The best way to advance and progress is to view everyone through the lens of their individuality, judge each other according to our beliefs, views, actions and attitudes, relate to each other through our kindness and grace, employ each other through our competencies, and regard each other on our merits, allowing room to give a helping hand to the poor and vulnerable in society whenever it is needed. That is the kind of society Christ teaches us to aspire to. Where there are instances of racism and bigotry, we should, of course, do all we can to combat them.

Why the 'patriarchy' is an unhelpful term
As with ‘male privilege’ and ‘white privilege’, this is why we also need to repudiate the widespread and hasty assumption so many people make that we live in some kind of oppressive patriarchy. As in the above cases, people who peddle the patriarchy-narrative are confused about how complex the world is, how multifaceted and diverse human behaviour is, and how to properly analyse an epistemologically intractable social environment. To cherry pick a few isolated examples of where men have the edge in society, and ignore all the contra-evidence and declare 'patriarchy', is a bit like surveying people in their 40s inside a job centre and claiming that most of the people in their 40s in the UK are unemployed. Most people in their 40s in the UK are not unemployed, but if you cherry pick that sample group from only inside a job centre, it's going to look like they are unemployed. The UK may look like a patriarchy if you only look at the Catholic and Anglican churches, or if you only look at male CEOs, or if you only sample garage mechanics, or if you fall for the bogus 'gender pay gap' canard (see my side bar for articles on the ‘unfair gender pay gap’ myth). But it doesn't look very much like a patriarchy if you only sample primary school teachers, or if you look at the number of male suicides compared to females, or if you look at the ratio of men to women who have died fighting in wars or doing risky jobs. The world can be a far more kind and loving and unifying place when we treat each other as valuable individuals over and above our group identity.
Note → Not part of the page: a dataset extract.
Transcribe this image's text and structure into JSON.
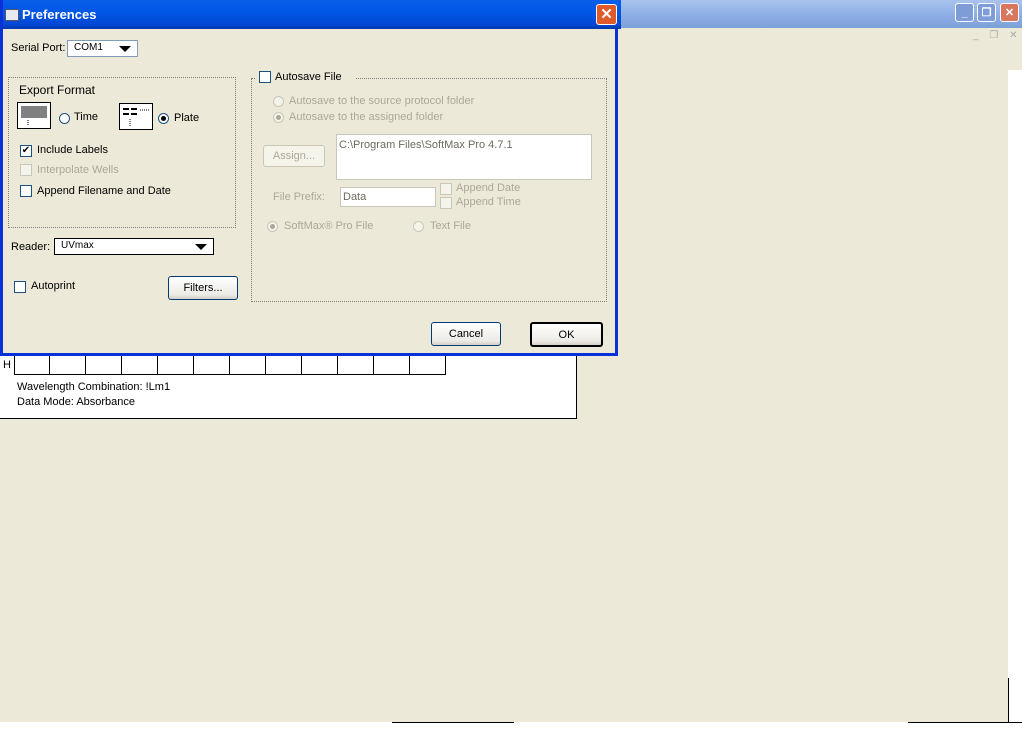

Society as a whole is not accurately represented when seen through cherry-picked data analyses that are sought to corroborate the bogus arguments of people trying to score points with their identity political. Society is much more complex than that, and the reality is, there are many ways in which men have the comparative advantage over women, many ways in which women have the comparative advantage over men, but where in most cases of human living, men and women cooperate together to work, to survive, to love, have friendships, to pay their taxes, to bring up families, to fight against nature's hardships, and to make each other's lives better (either directly or indirectly). The church probably is, in several ways, too patriarchal in its ethos - failing to capitalise on the immense benefits and diverse duality of perspective within the two sexes, as are most religions and institutions that are built on status-driven hierarchies. But to claim the whole of society is an oppressive patriarchy is to be guilty of misrepresenting the reality of how men and women really operate in a relationship symbiosis, in mutually beneficial synergies, and in reciprocal encouragement against the vicissitudes of nature's hardships and challenges.

Final word
I've said all this not to perpetuate further division, but to explain that I think anyone who sees the world narrowly in terms of group identity and seeks to pit one against the other or foster resentment towards other groups is missing the most rewarding element of being human - the sovereignty and worth of the individual as an agent of value. When I think about all the elements that make up my self-identity, I find that I am numerous things all at once: I'm a man, a son, a Christian, a manager, an employee, a writer, a weight trainer, a cousin, a libertarian, a Darwinian, a Humean, a Jungian, an egalitarian, a white person, a tall person, the list goes on. Unless we treat each other as though our individuality, our feelings and our unique personhood take primacy over any shared characteristics we share with others, we are not being fully appreciated for the whole essence of our distinct self, and we can't thrive as well as uniquely created people with a distinct purpose and an exceptional individuality.